Paid Leave Proposals Introduced.
There were more developments on the paid leave front as two proposals were reintroduced in Congress this week.
First, Senator Joni Ernst (R-IA) and Senator Mike Lee (R-UT) proposed the CRADLE Act, which allows new parents to draw on their Social Security benefits in exchange for delaying receipt of those benefits upon retirement. Readers may recall that Senator Marco Rubio (R-FL) proposed similar legislation last summer. That bill was met with concerns about its potential to undermine the Social Security system. We’ll have to see if the CRADLE Act is similarly received.
Second, on March 14, 2019, Representative Rosa DeLauro (D-CT) and Senator Patty Murray (D-WA) introduced the Healthy Families Act. The bill would require employers with 15 or more employees to provide workers with up to 7 paid days off to address their own medical needs or those of a family member, or to engage in specified activities related to or resulting from domestic violence, sexual assault, or stalking.

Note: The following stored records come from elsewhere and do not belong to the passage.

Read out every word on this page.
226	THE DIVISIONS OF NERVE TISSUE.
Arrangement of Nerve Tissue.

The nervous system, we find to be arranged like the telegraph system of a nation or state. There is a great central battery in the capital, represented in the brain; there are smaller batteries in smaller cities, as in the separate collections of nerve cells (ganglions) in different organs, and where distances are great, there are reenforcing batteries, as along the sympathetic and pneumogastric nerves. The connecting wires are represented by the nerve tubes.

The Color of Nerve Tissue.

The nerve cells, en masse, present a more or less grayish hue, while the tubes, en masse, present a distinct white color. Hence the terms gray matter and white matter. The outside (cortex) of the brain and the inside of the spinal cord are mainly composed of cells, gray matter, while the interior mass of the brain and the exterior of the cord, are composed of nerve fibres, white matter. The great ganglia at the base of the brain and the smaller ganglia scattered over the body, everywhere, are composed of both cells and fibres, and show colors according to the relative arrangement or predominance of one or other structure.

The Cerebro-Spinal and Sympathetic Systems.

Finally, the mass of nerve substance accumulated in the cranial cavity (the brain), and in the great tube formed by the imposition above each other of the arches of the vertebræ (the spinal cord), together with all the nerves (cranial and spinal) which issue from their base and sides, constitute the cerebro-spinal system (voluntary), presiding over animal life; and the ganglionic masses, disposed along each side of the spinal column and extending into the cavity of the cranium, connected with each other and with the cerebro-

On March 13, 2019, the Senate confirmed former Office of Information and Regulatory Affairs (OIRA) administrator, Neomi Rao, to be a circuit judge for the U.S. Court of Appeals for the District of Columbia Circuit. Rao will fill the vacancy that was created when Judge Brett Kavanaugh was confirmed to the Supreme Court of the United States. As the Buzz has mentioned previously, Rao’s confirmation is of interest for several reasons:
First, with her administrative law experience (in addition to Rao’s role at OIRA, she previously founded the Boyden Gray Center for the Study of the Administrative State at the Antonin Scalia Law School at George Mason University), Rao could play an outsized role on a court that rules on many administrative law and regulatory matters.
Second, Rao’s departure from OIRA leaves associate administrator Paul Ray as the new acting administrator for OIRA. As the regulatory gatekeeper, OIRA will be a key cog in the development of the pending U.S. Department of Labor overtime and joint-employer regulations, as well as Unites States Citizenship and Immigration Services’ H-4 EAD regulation, among other proposals. Will Rao’s departure impact the substance or timing of these pending proposals?
Finally, Rao will be the first Indian American woman to serve as a federal appellate court judge.
Two weeks ago, for Black History Month, we profiled Hiram Revels, the first African American senator and member of Congress. Now that we are in the middle of Women’s History Month, the Buzz thought it would be appropriate to acknowledge Jeannette Rankin, who made history in 1916 when she became the first woman to be elected to Congress, specifically the House of Representatives. Born and raised in Montana, Rankin was a college-educated social worker, suffragette, pacifist, lobbyist, farmer, and politician who was elected to represent the Treasure State in 1916 and again in 1940. While in Congress, Rankin led the effort that culminated in the ratification of the Nineteenth Amendment. “I may be the first woman member of Congress, but I won’t be the last,” Rankin noted upon her election in 1916. While Rankin was correct in speaking about Congress as a whole, she wasn’t so prescient in terms of her home state: Rankin is the first, last, and only woman to represent Montana in the Senate or House of Representatives.